Optimize capped collections for enterprise-scale requirements:

  1. Capacity Management: Implement automated monitoring and alerting for collection utilization and performance
  2. Write Distribution: Design shard keys and distribution strategies for balanced writes across replica sets
  3. Real-Time Processing: Leverage tailable cursors and change streams for efficient real-time data processing
  4. Backup Strategy: Account for capped collection characteristics in backup and disaster recovery planning
  5. Performance Monitoring: Track write throughput, query performance, and resource utilization continuously
  6. Operational Integration: Integrate capped collections with existing logging, monitoring, and alerting infrastructure

Conclusion

MongoDB capped collections provide native high-performance data structures that eliminate the complexity of traditional logging and streaming solutions through fixed-size storage, guaranteed insertion order, and automatic data lifecycle management.

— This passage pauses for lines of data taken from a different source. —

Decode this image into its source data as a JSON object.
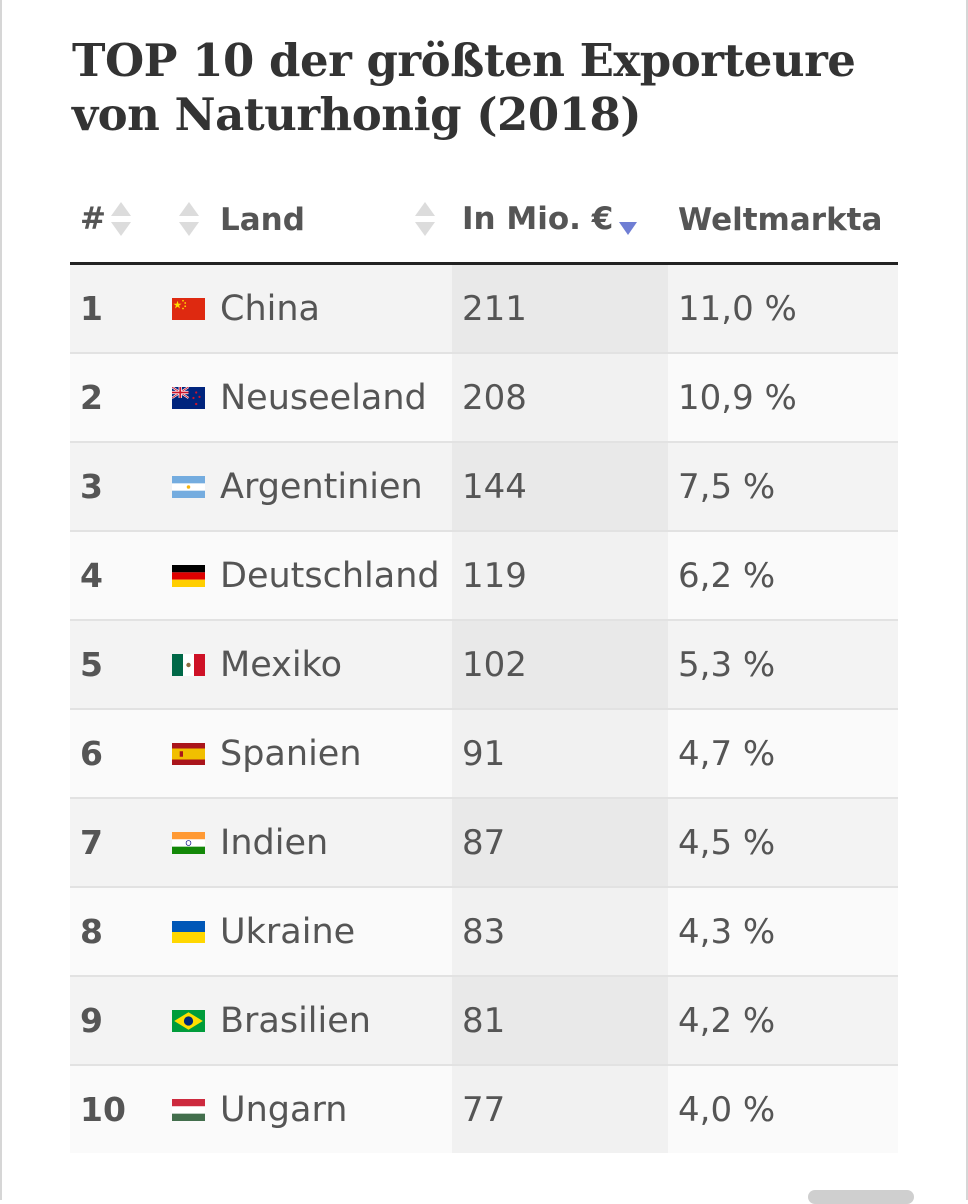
{
  "title": "TOP 10 der größten Exporteure von Naturhonig (2018)",
  "table": {
    "headers": {
      "rank": "#",
      "flag": "",
      "land": "Land",
      "value": "In Mio. €",
      "share": "Weltmarkta"
    },
    "sorted_by": "In Mio. €",
    "sort_direction": "descending",
    "rows": [
      {
        "rank": "1",
        "flag_icon": "china-flag-icon",
        "land": "China",
        "value": "211",
        "share": "11,0 %"
      },
      {
        "rank": "2",
        "flag_icon": "new-zealand-flag-icon",
        "land": "Neuseeland",
        "value": "208",
        "share": "10,9 %"
      },
      {
        "rank": "3",
        "flag_icon": "argentina-flag-icon",
        "land": "Argentinien",
        "value": "144",
        "share": "7,5 %"
      },
      {
        "rank": "4",
        "flag_icon": "germany-flag-icon",
        "land": "Deutschland",
        "value": "119",
        "share": "6,2 %"
      },
      {
        "rank": "5",
        "flag_icon": "mexico-flag-icon",
        "land": "Mexiko",
        "value": "102",
        "share": "5,3 %"
      },
      {
        "rank": "6",
        "flag_icon": "spain-flag-icon",
        "land": "Spanien",
        "value": "91",
        "share": "4,7 %"
      },
      {
        "rank": "7",
        "flag_icon": "india-flag-icon",
        "land": "Indien",
        "value": "87",
        "share": "4,5 %"
      },
      {
        "rank": "8",
        "flag_icon": "ukraine-flag-icon",
        "land": "Ukraine",
        "value": "83",
        "share": "4,3 %"
      },
      {
        "rank": "9",
        "flag_icon": "brazil-flag-icon",
        "land": "Brasilien",
        "value": "81",
        "share": "4,2 %"
      },
      {
        "rank": "10",
        "flag_icon": "hungary-flag-icon",
        "land": "Ungarn",
        "value": "77",
        "share": "4,0 %"
      }
    ]
  },
  "colors": {
    "sort_active": "#6f7ed4",
    "sort_inactive": "#dcdcdc",
    "header_rule": "#222222"
  }
}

The combination of predictable performance characteristics with real-time processing capabilities makes capped collections ideal for modern streaming data applications.

Key MongoDB Capped Collections benefits include:

  • High-Performance Writes: Sequential write optimization with minimal index maintenance overhead
  • Predictable Storage: Fixed-size collections with automatic old document removal and no storage bloat
  • Insertion Order Guarantee: Natural document ordering ideal for event sequencing and temporal data analysis
  • Real-Time Processing: Tailable cursors and change streams for efficient streaming data consumption
  • Resource Efficiency: Predictable memory usage and optimal performance characteristics for high-throughput scenarios
  • SQL Accessibility: Familiar SQL-style capped collection operations through QueryLeaf for accessible streaming data management

Whether you're implementing application logging, event streaming, performance monitoring, or real-time analytics, MongoDB capped collections with QueryLeaf's familiar SQL interface provide the foundation for efficient, predictable, and scalable streaming data solutions.

QueryLeaf Integration: QueryLeaf seamlessly manages MongoDB capped collections while providing SQL-familiar syntax for high-performance logging, real-time streaming, and circular buffer operations. Advanced capped collection patterns including capacity planning, real-time processing, and performance optimization are elegantly handled through familiar SQL constructs, making sophisticated streaming data management both powerful and accessible to SQL-oriented development teams.

The combination of MongoDB's robust capped collection capabilities with SQL-style streaming operations makes it an ideal platform for applications requiring both high-throughput data capture and familiar database interaction patterns, ensuring your streaming data infrastructure can scale efficiently while maintaining predictable performance and operational simplicity.